In this settlement, he notes, water is [considered] a luxury, which many villagers can only afford to buy water for drinking, not for washing hands.
Residents were therefore relieved when President Kenyatta ordered the Nairobi Metropolitan Services NMS and other agencies to provide free water to informal settlement residents in Nairobi during this period. While this directive has cushioned them from exploitation, water vending continues.
“Maintaining the recommended hygiene levels was going to be difficult for those who couldn’t afford to buy water, but with various initiatives to provide water at subsidised costs, most households are coping well,” Wandago adds.
Ms Amina Isaak’s is one such household. The resident of Gitathuru has seven children. The household consumes 400 litres of water daily, and paying Sh5 for a 20-litre container was beyond her means and unsustainable.
“Initially we were getting water from across the street at Sh5 per jerrican. It was tiring to walk all the way to queue for water. Having the tanks here has been a big relief to us,” she says.
DIRTY LAUNDRY
For the 20 years that Judith Wanga has lived in high Ridge area of Korogocho, one factor has remained constant: lack of water. With no piped water where she lives, buying this precious commodity has been on her daily expenses list for years.
After Ms Wanga lost her job in May, fending for her family has been a struggle. Without a source of livelihood, she solicits dirty laundry in the neighbourhood to wash, making between Sh100 and Sh150 a day. After buying food for her children, she is left with barely enough to meet her water budget. The tanks in her area could not have come at a better time, she says.

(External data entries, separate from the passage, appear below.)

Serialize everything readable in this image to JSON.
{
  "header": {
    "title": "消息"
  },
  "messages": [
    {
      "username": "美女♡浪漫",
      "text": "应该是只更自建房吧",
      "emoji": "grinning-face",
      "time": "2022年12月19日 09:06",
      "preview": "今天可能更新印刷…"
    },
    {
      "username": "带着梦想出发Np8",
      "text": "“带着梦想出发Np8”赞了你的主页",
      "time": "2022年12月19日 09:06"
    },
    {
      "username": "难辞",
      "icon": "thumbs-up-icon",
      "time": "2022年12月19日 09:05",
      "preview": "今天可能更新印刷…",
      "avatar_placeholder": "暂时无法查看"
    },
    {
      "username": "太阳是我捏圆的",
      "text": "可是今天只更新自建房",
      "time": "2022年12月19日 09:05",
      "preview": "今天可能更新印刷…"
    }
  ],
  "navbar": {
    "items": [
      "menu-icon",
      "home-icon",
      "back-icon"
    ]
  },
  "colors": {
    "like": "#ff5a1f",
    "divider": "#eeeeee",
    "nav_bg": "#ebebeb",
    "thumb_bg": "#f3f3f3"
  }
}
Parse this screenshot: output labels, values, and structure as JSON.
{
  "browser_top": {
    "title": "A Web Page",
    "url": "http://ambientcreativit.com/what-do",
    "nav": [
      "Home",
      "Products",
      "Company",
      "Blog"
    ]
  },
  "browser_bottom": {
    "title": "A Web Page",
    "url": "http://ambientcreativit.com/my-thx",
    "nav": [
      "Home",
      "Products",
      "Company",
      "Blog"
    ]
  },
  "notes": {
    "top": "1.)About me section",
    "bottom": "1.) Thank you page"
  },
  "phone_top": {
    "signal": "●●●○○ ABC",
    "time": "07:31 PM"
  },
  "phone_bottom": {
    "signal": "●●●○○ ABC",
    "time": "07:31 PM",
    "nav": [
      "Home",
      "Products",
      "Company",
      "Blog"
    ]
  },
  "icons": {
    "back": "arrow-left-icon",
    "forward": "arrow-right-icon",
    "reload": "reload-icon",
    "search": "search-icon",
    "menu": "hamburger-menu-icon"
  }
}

Her wish is that even as more agencies donate more tanks to the neighbourhood, the government would find a permanent solution to the long-running water problem in this area. She is afraid that one day the water bowsers will stop coming and that the water tanks will dry up.
Her fear is valid: will these initiatives outlive Covid-19? How long will the government and CBOs continue to provide water to the residents? How sustainable are these projects? Are they even scalable?
Some Kenyans view the project as a knee-jerk reaction to problems that the government has failed to solve since independence.
“What between water bowsers and piped water is more cost-effective and sustainable?” a Kenyan posed on Twitter.
Also, these initiatives face multiple challenges, including vandalism, particularly because of high unemployment in the settlements. To secure and sustain them, Mr Wandago says that consumers are required to pay ‘a small fee’ of Sh1 to Sh2 per 20-litre jerrican for maintenance of the storage tanks and for the water tank attendants.
“This way, residents will continue to enjoy an uninterrupted supply of water for long,” Mr Wandago said.
On how long Provide International intends to supply residents with water, he says: “Water supply will remain in force as long as the tanks are in good shape and are well-maintained.
“We are also considering drilling boreholes to increase capacity. At the moment, we’re in talks with our donors and well-wishers on possible funding.”